It is normal to feel anxious.
That’s the first thing experts want you to know.
As the Omicron coronavirus variant spreads, British Columbians have been left wondering what to do with fast-approaching holiday plans.
“The thing that is difficult about the situation is the element of uncertainty,” says Elizabeth Bradley, a registered clinical counsellor in Victoria. “Uncertainty will always lead to anxiety.”
So what do you do about that anxiety?
Not all anxiety is bad
First, experts say you should try to identify which kind of anxiety it is.
Liisa Robinson, chair of counselling services at Camosun College, says some anxiety serves a purpose. In the case of COVID-19, it can remind us to wear our masks, book vaccine appointments, and practise other safety measures.
“What we don’t want is for it to get into a place where it’s causing us more distress,” says Robinson.
Examples of distress can include disrupting sleep, stopping you from eating, or getting in the way of your relationships.
Robinson says practising mindfulness can help you sort out whether your anxiety is the useful kind. It’s best to have an ongoing practice, so you’re not starting something new during a stressful time — but it’s never too late to start.
Try ‘worry spotting’
Robinson says she likes to use a trick she’s learned called “worry spotting.”
If your worry is something that can motivate you to take action, especially to make yourself safe, then take that action.
But if it’s a worry that you’re ruminating on, and can’t change anything, identify it.
“That’s not actually a helpful functional thought,” says Robinson. “That’s something that’s tumbling around in [your] head.”
If you can recognize that, and say to yourself, “that’s just me worrying,” Robinson says you can get more perspective on your thoughts and not get stuck in them.
Giving yourself structure and boundaries is key, says Bradley.
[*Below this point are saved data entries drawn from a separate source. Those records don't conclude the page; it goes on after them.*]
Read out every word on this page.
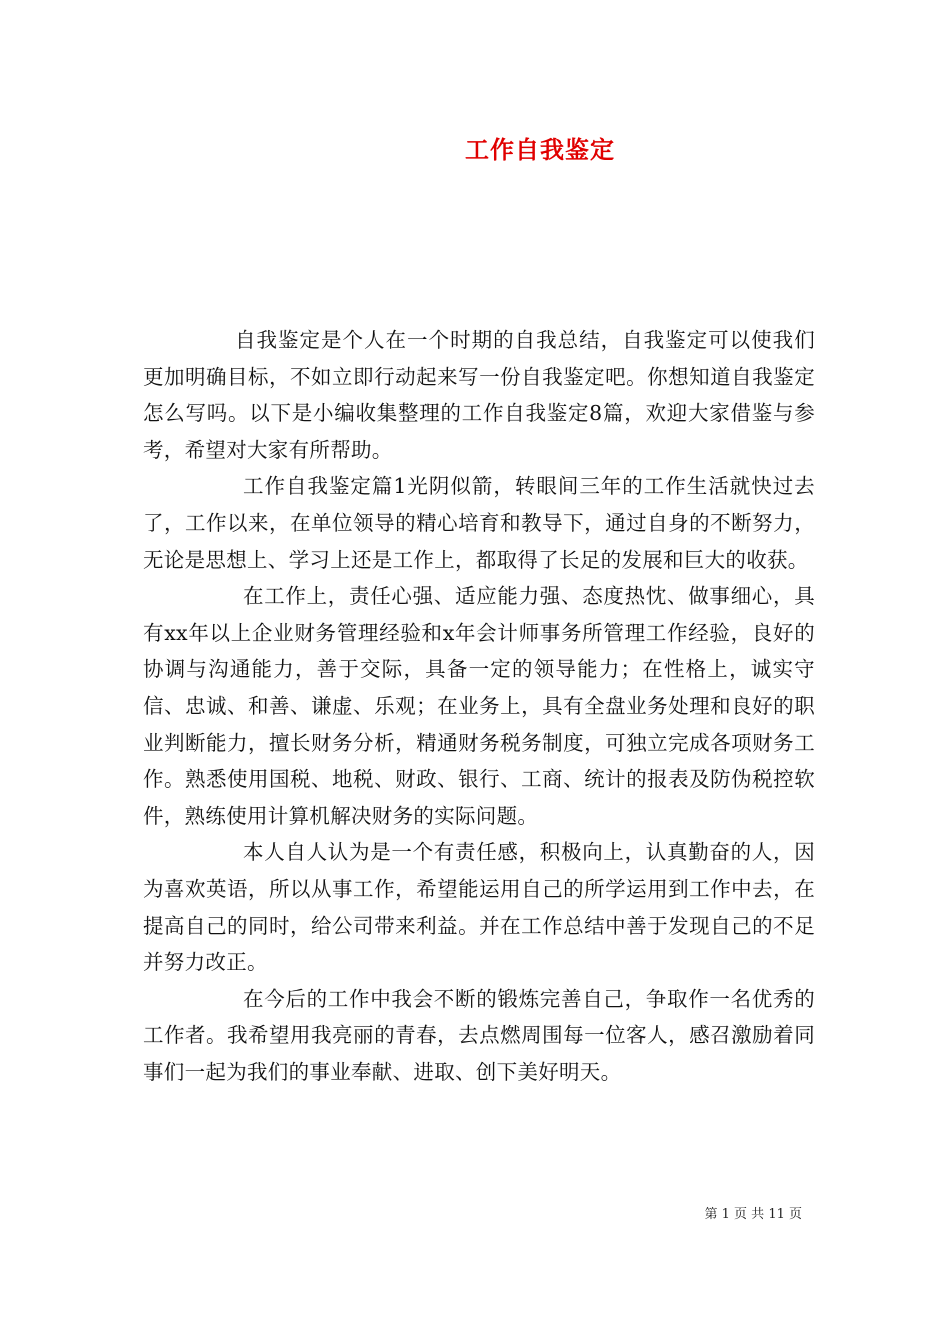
工作自我鉴定

自我鉴定是个人在一个时期的自我总结，自我鉴定可以使我们更加明确目标，不如立即行动起来写一份自我鉴定吧。你想知道自我鉴定怎么写吗。以下是小编收集整理的工作自我鉴定8篇，欢迎大家借鉴与参考，希望对大家有所帮助。

工作自我鉴定篇1光阴似箭，转眼间三年的工作生活就快过去了，工作以来，在单位领导的精心培育和教导下，通过自身的不断努力，无论是思想上、学习上还是工作上，都取得了长足的发展和巨大的收获。

在工作上，责任心强、适应能力强、态度热忱、做事细心，具有xx年以上企业财务管理经验和x年会计师事务所管理工作经验，良好的协调与沟通能力，善于交际，具备一定的领导能力；在性格上，诚实守信、忠诚、和善、谦虚、乐观；在业务上，具有全盘业务处理和良好的职业判断能力，擅长财务分析，精通财务税务制度，可独立完成各项财务工作。熟悉使用国税、地税、财政、银行、工商、统计的报表及防伪税控软件，熟练使用计算机解决财务的实际问题。

本人自人认为是一个有责任感，积极向上，认真勤奋的人，因为喜欢英语，所以从事工作，希望能运用自己的所学运用到工作中去，在提高自己的同时，给公司带来利益。并在工作总结中善于发现自己的不足并努力改正。

在今后的工作中我会不断的锻炼完善自己，争取作一名优秀的工作者。我希望用我亮丽的青春，去点燃周围每一位客人，感召激励着同事们一起为我们的事业奉献、进取、创下美好明天。

第 1 页 共 11 页
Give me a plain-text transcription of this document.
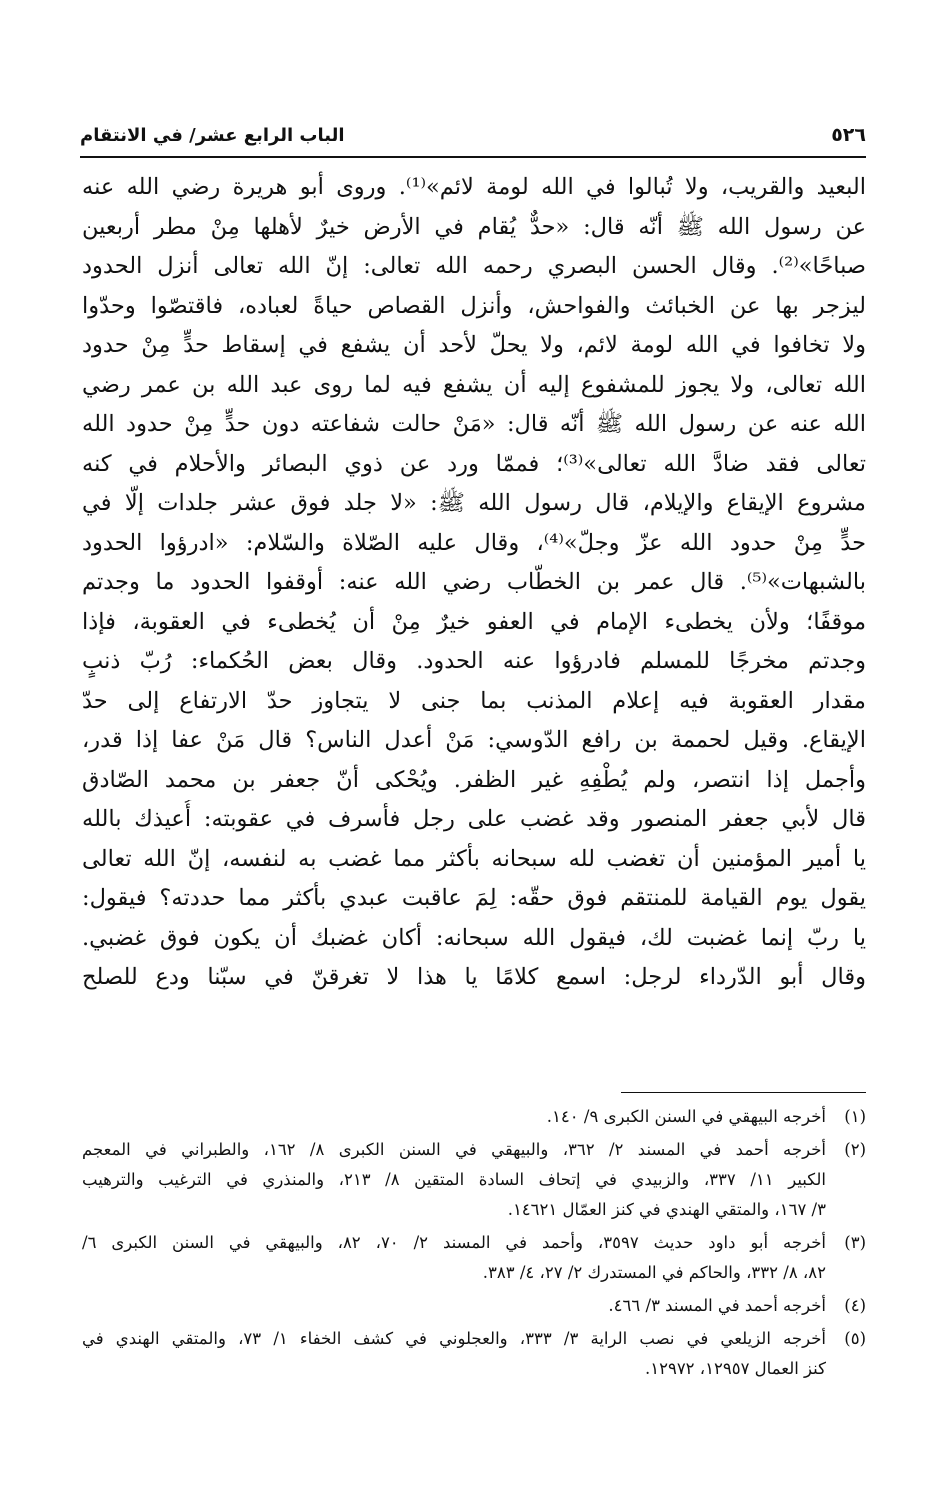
٥٢٦
الباب الرابع عشر/ في الانتقام
البعيد والقريب، ولا تُبالوا في الله لومة لائم»⁽¹⁾. وروى أبو هريرة رضي الله عنه
عن رسول الله ﷺ أنّه قال: «حدٌّ يُقام في الأرض خيرٌ لأهلها مِنْ مطر أربعين
صباحًا»⁽²⁾. وقال الحسن البصري رحمه الله تعالى: إنّ الله تعالى أنزل الحدود
ليزجر بها عن الخبائث والفواحش، وأنزل القصاص حياةً لعباده، فاقتصّوا وحدّوا
ولا تخافوا في الله لومة لائم، ولا يحلّ لأحد أن يشفع في إسقاط حدٍّ مِنْ حدود
الله تعالى، ولا يجوز للمشفوع إليه أن يشفع فيه لما روى عبد الله بن عمر رضي
الله عنه عن رسول الله ﷺ أنّه قال: «مَنْ حالت شفاعته دون حدٍّ مِنْ حدود الله
تعالى فقد ضادَّ الله تعالى»⁽³⁾؛ فممّا ورد عن ذوي البصائر والأحلام في كنه
مشروع الإيقاع والإيلام، قال رسول الله ﷺ: «لا جلد فوق عشر جلدات إلّا في
حدٍّ مِنْ حدود الله عزّ وجلّ»⁽⁴⁾، وقال عليه الصّلاة والسّلام: «ادرؤوا الحدود
بالشبهات»⁽⁵⁾. قال عمر بن الخطّاب رضي الله عنه: أوقفوا الحدود ما وجدتم
موقفًا؛ ولأن يخطىء الإمام في العفو خيرٌ مِنْ أن يُخطىء في العقوبة، فإذا
وجدتم مخرجًا للمسلم فادرؤوا عنه الحدود. وقال بعض الحُكماء: رُبّ ذنبٍ
مقدار العقوبة فيه إعلام المذنب بما جنى لا يتجاوز حدّ الارتفاع إلى حدّ
الإيقاع. وقيل لحممة بن رافع الدّوسي: مَنْ أعدل الناس؟ قال مَنْ عفا إذا قدر،
وأجمل إذا انتصر، ولم يُطْفِهِ غير الظفر. ويُحْكى أنّ جعفر بن محمد الصّادق
قال لأبي جعفر المنصور وقد غضب على رجل فأسرف في عقوبته: أُعيذك بالله
يا أمير المؤمنين أن تغضب لله سبحانه بأكثر مما غضب به لنفسه، إنّ الله تعالى
يقول يوم القيامة للمنتقم فوق حقّه: لِمَ عاقبت عبدي بأكثر مما حددته؟ فيقول:
يا ربّ إنما غضبت لك، فيقول الله سبحانه: أكان غضبك أن يكون فوق غضبي.
وقال أبو الدّرداء لرجل: اسمع كلامًا يا هذا لا تغرقنّ في سبّنا ودع للصلح
(١)
أخرجه البيهقي في السنن الكبرى ٩/ ١٤٠.
(٢)
أخرجه أحمد في المسند ٢/ ٣٦٢، والبيهقي في السنن الكبرى ٨/ ١٦٢، والطبراني في المعجم
الكبير ١١/ ٣٣٧، والزبيدي في إتحاف السادة المتقين ٨/ ٢١٣، والمنذري في الترغيب والترهيب
٣/ ١٦٧، والمتقي الهندي في كنز العمّال ١٤٦٢١.
(٣)
أخرجه أبو داود حديث ٣٥٩٧، وأحمد في المسند ٢/ ٧٠، ٨٢، والبيهقي في السنن الكبرى ٦/
٨٢، ٨/ ٣٣٢، والحاكم في المستدرك ٢/ ٢٧، ٤/ ٣٨٣.
(٤)
أخرجه أحمد في المسند ٣/ ٤٦٦.
(٥)
أخرجه الزيلعي في نصب الراية ٣/ ٣٣٣، والعجلوني في كشف الخفاء ١/ ٧٣، والمتقي الهندي في
كنز العمال ١٢٩٥٧، ١٢٩٧٢.
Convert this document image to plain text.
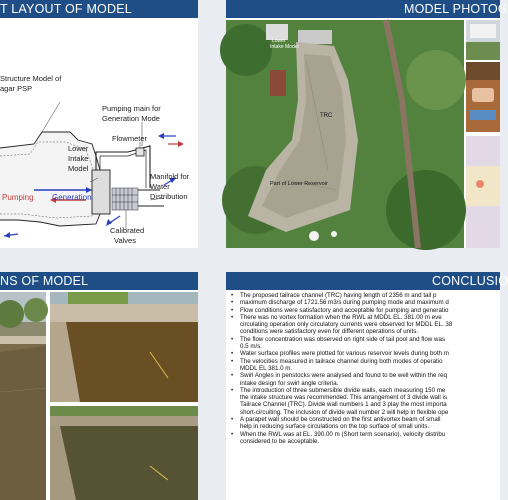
T LAYOUT OF MODEL
Structure Model of
agar PSP
Pumping main for
Generation Mode
Flowmeter
Lower
Intake
Model
Manifold for
Water
Distribution
Calibrated
Valves
Pumping Generation
MODEL PHOTOG
Lower
Intake Model
TRC
Part of Lower Reservoir
NS OF MODEL	CONCLUSIO
• The proposed tailrace channel (TRC) having length of 2356 m and tail p
• maximum discharge of 1721.56 m3/s during pumping mode and maximum d
• Flow conditions were satisfactory and acceptable for pumping and generatio
• There was no vortex formation when the RWL at MDDL EL. 381.00 m eve
circulating operation only circulatory currents were observed for MDDL EL. 38
conditions were satisfactory even for different operations of units.
• The flow concentration was observed on right side of tail pool and flow was
0.5 m/s.
• Water surface profiles were plotted for various reservoir levels during both m
• The velocities measured in tailrace channel during both modes of operatio
MDDL EL 381.0 m.
• Swirl Angles in penstocks were analysed and found to be well within the req
intake design for swirl angle criteria.
• The introduction of three submersible divide walls, each measuring 150 me
the intake structure was recommended. This arrangement of 3 divide wall is
Tailrace Channel (TRC). Divide wall numbers 1 and 3 play the most importa
short-circuiting. The inclusion of divide wall number 2 will help in flexible ope
• A parapet wall should be constructed on the first antivortex beam of small
help in reducing surface circulations on the top surface of small units.
• When the RWL was at EL. 390.00 m (Short term scenario), velocity distribu
considered to be acceptable.
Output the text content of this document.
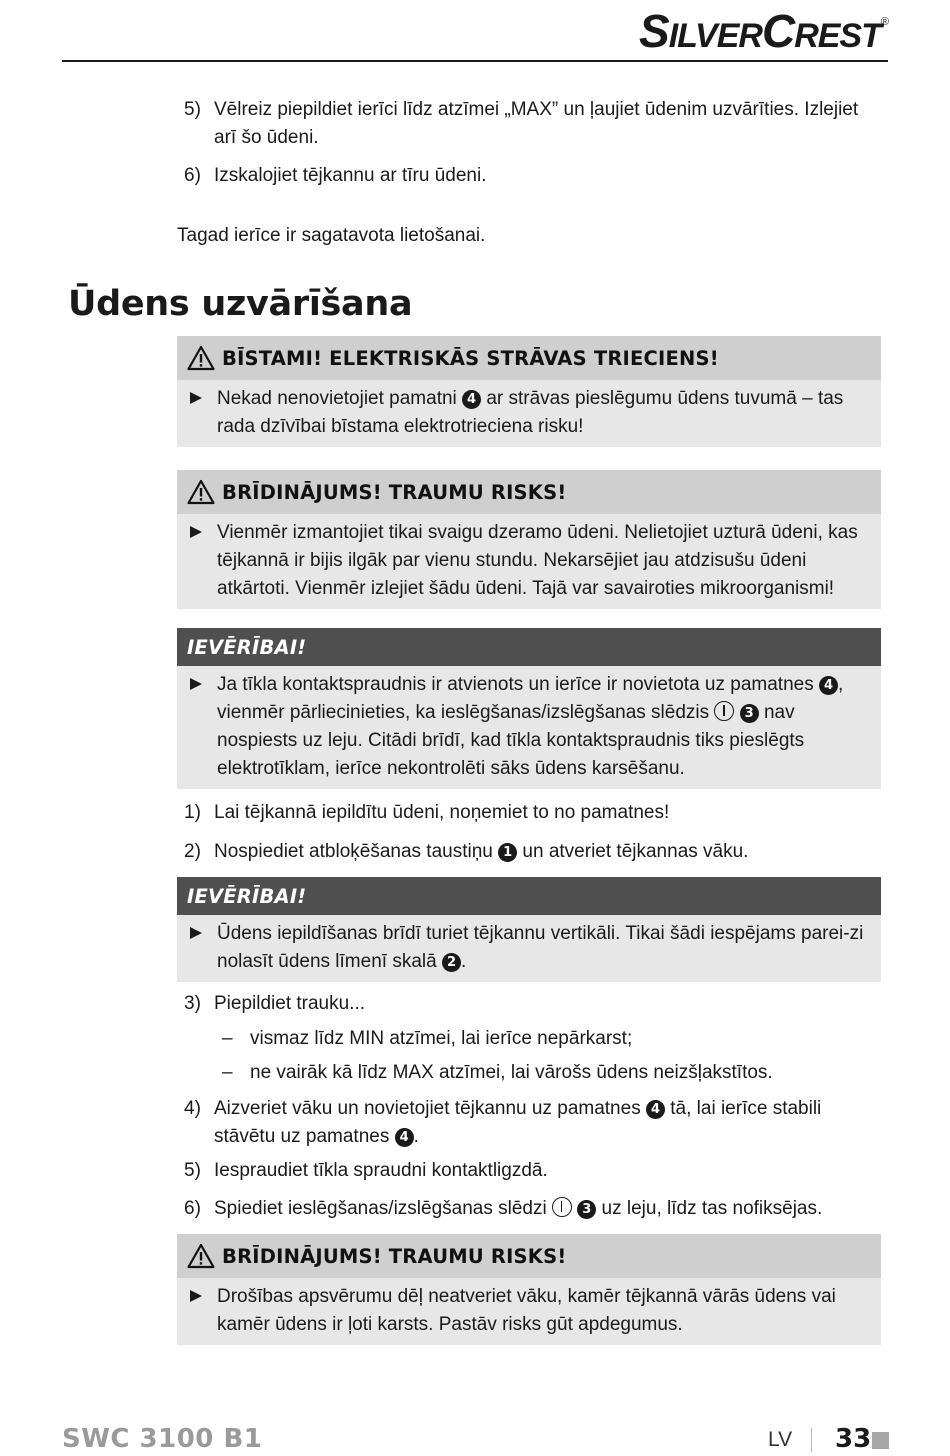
SILVERCREST®
5) Vēlreiz piepildiet ierīci līdz atzīmei „MAX” un ļaujiet ūdenim uzvārīties. Izlejiet arī šo ūdeni.
6) Izskalojiet tējkannu ar tīru ūdeni.
Tagad ierīce ir sagatavota lietošanai.
Ūdens uzvārīšana
BĪSTAMI! ELEKTRISKĀS STRĀVAS TRIECIENS!
Nekad nenovietojiet pamatni 4 ar strāvas pieslēgumu ūdens tuvumā – tas rada dzīvībai bīstama elektrotrieciena risku!
BRĪDINĀJUMS! TRAUMU RISKS!
Vienmēr izmantojiet tikai svaigu dzeramo ūdeni. Nelietojiet uzturā ūdeni, kas tējkannā ir bijis ilgāk par vienu stundu. Nekarsējiet jau atdzisušu ūdeni atkārtoti. Vienmēr izlejiet šādu ūdeni. Tajā var savairoties mikroorganismi!
IEVĒRĪBAI!
Ja tīkla kontaktspraudnis ir atvienots un ierīce ir novietota uz pamatnes 4 , vienmēr pārliecinieties, ka ieslēgšanas/izslēgšanas slēdzis	3 nav nospiests uz leju. Citādi brīdī, kad tīkla kontaktspraudnis tiks pieslēgts elektrotīklam, ierīce nekontrolēti sāks ūdens karsēšanu.
1) Lai tējkannā iepildītu ūdeni, noņemiet to no pamatnes!
2) Nospiediet atbloķēšanas taustiņu 1 un atveriet tējkannas vāku.
IEVĒRĪBAI!
Ūdens iepildīšanas brīdī turiet tējkannu vertikāli. Tikai šādi iespējams parei-zi nolasīt ūdens līmenī skalā 2 .
3) Piepildiet trauku...
– vismaz līdz MIN atzīmei, lai ierīce nepārkarst;
– ne vairāk kā līdz MAX atzīmei, lai vārošs ūdens neizšļakstītos.
4) Aizveriet vāku un novietojiet tējkannu uz pamatnes 4 tā, lai ierīce stabili stāvētu uz pamatnes 4 .
5) Iespraudiet tīkla spraudni kontaktligzdā.
6) Spiediet ieslēgšanas/izslēgšanas slēdzi	3 uz leju, līdz tas nofiksējas.
BRĪDINĀJUMS! TRAUMU RISKS!
Drošības apsvērumu dēļ neatveriet vāku, kamēr tējkannā vārās ūdens vai kamēr ūdens ir ļoti karsts. Pastāv risks gūt apdegumus.
SWC 3100 B1	LV 33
This can help you stay healthy and also give you a sense of control.
That can mean sticking to a consistent sleep schedule, planning your meals in advance and getting out regularly for fresh air and exercise.
In the face of pandemic uncertainty, you can also consider what makes you most comfortable in terms of gathering limits and travel, and set those boundaries for yourself — “just to give yourself an antidote to that feeling of, ‘oh God, I just want someone to tell me what to do,'” says Bradley.
Is it the most wonderful time of the year?
Bradley says that oft-repeated line from the famous Christmas song can get in our way — especially during the pandemic.
“I think that actually does a lot of damage to people,” she says. “If you’ve been set up with the expectation that you should be having a wonderful time, and you should be full of the holiday spirit, then that’s only going to make your anxiety and your mood feel so much worse.”
Whether December is a difficult month for you every year, or it’s tough this year because you can’t see the family or friends you usually celebrate with, Bradley wants to remind people that it’s very normal to be stressed right now.
If you’re trying to find a way to make the holidays feel wonderful, Robinson suggests planning something small that you can control.
That could mean watching your favourite Christmas movie, going out to look at lights, or playing in the snow — “whatever it is for each individual person that’s going to help them feel like there’s something that connects them to this time of year,” she says.
Talk it out
Both Robinson and Bradley stress the importance of talking about your anxiety.
For one thing, a friend might help you identify whether the thing you’re worrying about is worthy of worry. For another, sharing your anxiety can help you realize you’re not alone.
Professional help is available too. Robinson suggests Here 2 Talk, which provides mental health support for all students registered at post-secondary institutions in B.C.
Clinics like Bradley’s offer sliding-scale appointments to the public.